The 911’s rear-engined layout means there’s massive traction off the line and huge grip in the corners. But despite the razor sharp race car looks, the RS doesn’t handle on a knife-edge. Instead, there’s an incredible level of balance and predictability. You have to be quick and precise with your inputs to extract the most from the GT3, but with a communicative chassis and wonderfully detailed steering feedback the car always relays clear messages back to the driver.
It’s up to you to do the rest, but get it right and the rewards are huge. Wider tracks front and rear mean the 911’s low nose darts into corners, and you can feel the G-forces building with your confidence as you settle into the experience and learn how the car behaves. It’s thanks in part to the steering, as this is the best electrically assisted setup in any 991 model Porsche yet.
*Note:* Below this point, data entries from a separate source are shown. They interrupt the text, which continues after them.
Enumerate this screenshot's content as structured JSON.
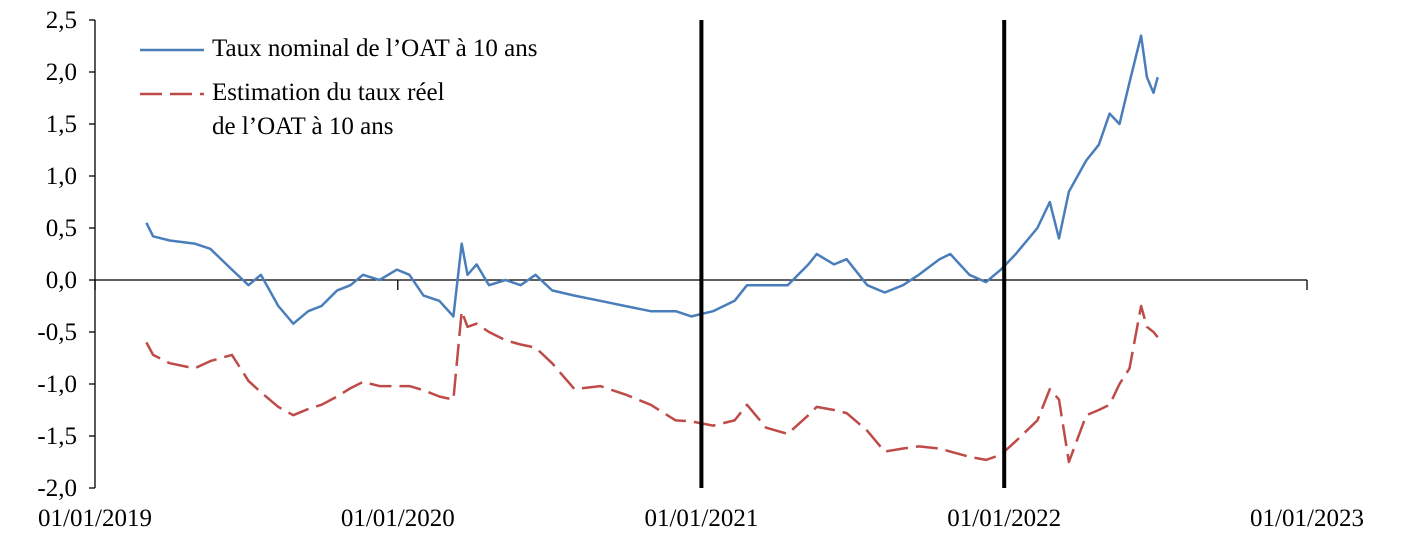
{
  "chart_data": {
    "type": "line",
    "x": [
      "2019-03-04",
      "2019-03-12",
      "2019-04-01",
      "2019-05-01",
      "2019-05-20",
      "2019-06-15",
      "2019-07-05",
      "2019-07-20",
      "2019-08-10",
      "2019-08-28",
      "2019-09-15",
      "2019-10-01",
      "2019-10-20",
      "2019-11-05",
      "2019-11-20",
      "2019-12-10",
      "2019-12-31",
      "2020-01-15",
      "2020-02-01",
      "2020-02-20",
      "2020-03-08",
      "2020-03-18",
      "2020-03-25",
      "2020-04-05",
      "2020-04-20",
      "2020-05-10",
      "2020-05-28",
      "2020-06-15",
      "2020-07-05",
      "2020-08-01",
      "2020-09-01",
      "2020-10-01",
      "2020-11-01",
      "2020-12-01",
      "2020-12-20",
      "2021-01-15",
      "2021-02-10",
      "2021-02-25",
      "2021-03-20",
      "2021-04-15",
      "2021-05-10",
      "2021-05-20",
      "2021-06-10",
      "2021-06-25",
      "2021-07-20",
      "2021-08-10",
      "2021-09-01",
      "2021-09-20",
      "2021-10-15",
      "2021-10-28",
      "2021-11-20",
      "2021-12-10",
      "2021-12-28",
      "2022-01-15",
      "2022-02-10",
      "2022-02-25",
      "2022-03-08",
      "2022-03-20",
      "2022-04-10",
      "2022-04-25",
      "2022-05-08",
      "2022-05-20",
      "2022-06-01",
      "2022-06-15",
      "2022-06-22",
      "2022-06-30",
      "2022-07-05"
    ],
    "series": [
      {
        "name": "Taux nominal de l’OAT à 10 ans",
        "color": "#4a7ebb",
        "dashed": false,
        "values": [
          0.55,
          0.42,
          0.38,
          0.35,
          0.3,
          0.1,
          -0.05,
          0.05,
          -0.25,
          -0.42,
          -0.3,
          -0.25,
          -0.1,
          -0.05,
          0.05,
          0.0,
          0.1,
          0.05,
          -0.15,
          -0.2,
          -0.35,
          0.35,
          0.05,
          0.15,
          -0.05,
          0.0,
          -0.05,
          0.05,
          -0.1,
          -0.15,
          -0.2,
          -0.25,
          -0.3,
          -0.3,
          -0.35,
          -0.3,
          -0.2,
          -0.05,
          -0.05,
          -0.05,
          0.15,
          0.25,
          0.15,
          0.2,
          -0.05,
          -0.12,
          -0.05,
          0.05,
          0.2,
          0.25,
          0.05,
          -0.02,
          0.1,
          0.25,
          0.5,
          0.75,
          0.4,
          0.85,
          1.15,
          1.3,
          1.6,
          1.5,
          1.9,
          2.35,
          1.95,
          1.8,
          1.95
        ]
      },
      {
        "name": "Estimation du taux réel\nde l’OAT à 10 ans",
        "color": "#be4b48",
        "dashed": true,
        "values": [
          -0.6,
          -0.72,
          -0.8,
          -0.85,
          -0.78,
          -0.72,
          -0.97,
          -1.08,
          -1.22,
          -1.3,
          -1.24,
          -1.2,
          -1.12,
          -1.04,
          -0.98,
          -1.02,
          -1.02,
          -1.02,
          -1.06,
          -1.12,
          -1.15,
          -0.3,
          -0.45,
          -0.42,
          -0.5,
          -0.58,
          -0.62,
          -0.65,
          -0.8,
          -1.05,
          -1.02,
          -1.1,
          -1.2,
          -1.35,
          -1.36,
          -1.4,
          -1.35,
          -1.2,
          -1.42,
          -1.48,
          -1.3,
          -1.22,
          -1.25,
          -1.28,
          -1.45,
          -1.65,
          -1.62,
          -1.6,
          -1.62,
          -1.65,
          -1.7,
          -1.73,
          -1.68,
          -1.55,
          -1.35,
          -1.05,
          -1.15,
          -1.75,
          -1.3,
          -1.25,
          -1.2,
          -1.0,
          -0.85,
          -0.25,
          -0.45,
          -0.5,
          -0.55
        ]
      }
    ],
    "xlim": [
      "2019-01-01",
      "2023-01-01"
    ],
    "xticks": [
      {
        "value": "2019-01-01",
        "label": "01/01/2019"
      },
      {
        "value": "2020-01-01",
        "label": "01/01/2020"
      },
      {
        "value": "2021-01-01",
        "label": "01/01/2021"
      },
      {
        "value": "2022-01-01",
        "label": "01/01/2022"
      },
      {
        "value": "2023-01-01",
        "label": "01/01/2023"
      }
    ],
    "ylim": [
      -2.0,
      2.5
    ],
    "yticks": [
      {
        "value": -2.0,
        "label": "-2,0"
      },
      {
        "value": -1.5,
        "label": "-1,5"
      },
      {
        "value": -1.0,
        "label": "-1,0"
      },
      {
        "value": -0.5,
        "label": "-0,5"
      },
      {
        "value": 0.0,
        "label": "0,0"
      },
      {
        "value": 0.5,
        "label": "0,5"
      },
      {
        "value": 1.0,
        "label": "1,0"
      },
      {
        "value": 1.5,
        "label": "1,5"
      },
      {
        "value": 2.0,
        "label": "2,0"
      },
      {
        "value": 2.5,
        "label": "2,5"
      }
    ],
    "vlines": [
      "2021-01-01",
      "2022-01-01"
    ],
    "legend": "upper left",
    "grid": false
  }
}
Twinned with a delightful adjustability you can enjoy even at normal speeds on the road, it’s visceral, but incredible fun. This is all expected of a car to emerge from Porsche’s RS department, but what isn’t is just how usable the GT3 RS is on a daily basis.
The last RS was stiff and uncompromising, with a firm ride – and while this new model is just as hardcore on the move, the suspension is plush and compliant, and in the softer of the adaptive dampers’ two settings, it’s no harsher over bumps than our 2015 Performance Car of the Year, the 911 GTS.
Of course, stiffen it up in Sport mode and it feels every inch a refugee racer. Big tyres do cause a touch of tyre roar at motorway speeds, and less sound deadening to save weight means you’ll hear every stone pinging off the underside of the body. But it’s still a very civilised car for long journeys, with the fixed carbon fibre bucket seats from the 918 offering plenty of comfort.
Sat-nav is a worthwhile £2,141 extra, while this car’s £1,805 Lava Orange paint and £393 black wheels really do the eye-popping styling justice. The only compromise you’ll have to make is at the petrol station. A 64-litre fuel tank and quoted efficiency of 22.2mpg combined and 296g/km CO2 mean the 911’s cruising range isn’t particularly far.